Material from explanted bioprosthesis was analyzed by western blot using a commercially available antibody (Anti-CD41 antibody (HRP) ab194981 from Abcam, Cambridge, UK) to confirm the presence of the GPIIb/IIIa receptor. Protein preparations were done from apparent thrombi with RIPA-buffer containing protease-inhibitor cocktail (P2714 from Sigma-Aldrich, Taufkirchen, Germany). Protein (30 to 50 µg) were loaded onto a 7.5% SDS-polyacrylamid gel, separated by eletrophoresis and electrotransferred to nitrocellulose sheets. Incubation with the antibody was done overnight at 4 °C using a dilution of 1:1000. For immunodetection, WesternBright™ Quantum (Advansta Inc., CA, USA) was used as HRP-substrate and images were recorded by a CCD-camera system (Alpha Innotech, San Jose, CA, USA).

4. Conclusions

Herein, we describe the GMP-compliant synthesis of the novel radiotracer [¹⁸F]GP1. An improved, robust and reliable fully automated radiosynthesis of [¹⁸F]GP1 has been developed. The process has been successfully implemented to GMP standard at up to 110 GBq starting activity and has enabled the delivery of [¹⁸F]GP1 for clinical use. [¹⁸F]GP1 has been synthesized with decay corrected radiochemical yields of 38 ± 6%, with a radiochemical concentration up to 1900 MBq/mL, molar activities of 952–9428 GBq/µmol and a radiochemical purity >98%. After determination of the optimal reaction conditions, in particular for HPLC separation, adaption of the reaction procedures to clean room conditions, validation of the manufacturing process and the quality control methods, the synthesis of [¹⁸F]GP1 was successfully implemented to GMP standards and was available for clinical application.

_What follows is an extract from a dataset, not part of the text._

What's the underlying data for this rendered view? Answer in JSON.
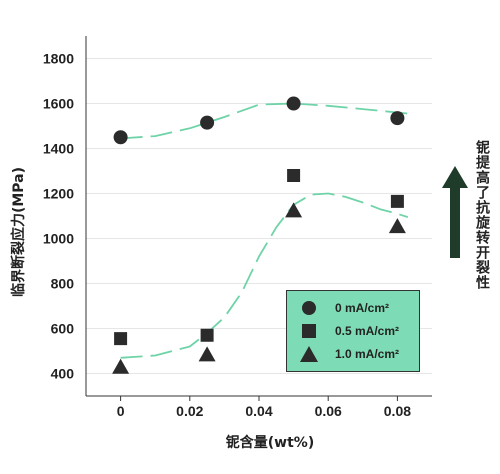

Moreover, we provide some proof-of-concept examples for clinical application in the cardiovascular field. [¹⁸F]GP1 PET/CT may serve as a novel highly sensitive tool in the diagnostic armamentarium of cardiovascular imaging techniques by visualizing active platelet aggregation at the molecular level. [¹⁸F]GP1 PET/CT may overcome some limitations of current diagnostic approaches. Given its sensitivity and ability to visualize a range of thrombotic lesions, the novel radiotracer [¹⁸F]GP1 may have broader applications in other cardiovascular diseases associated with platelet aggregation and thrombus formation. As shown in this report, [18]FGP1 PET/CT may potentially prove useful not only for detecting thrombotic complications in patients after bioprosthetic (or mechanical) valve and LVAD implantation but also for monitoring of therapeutic approaches. Further studies will be necessary to evaluate the performance and the incremental diagnostic value of this novel technique when compared to established standard imaging tools.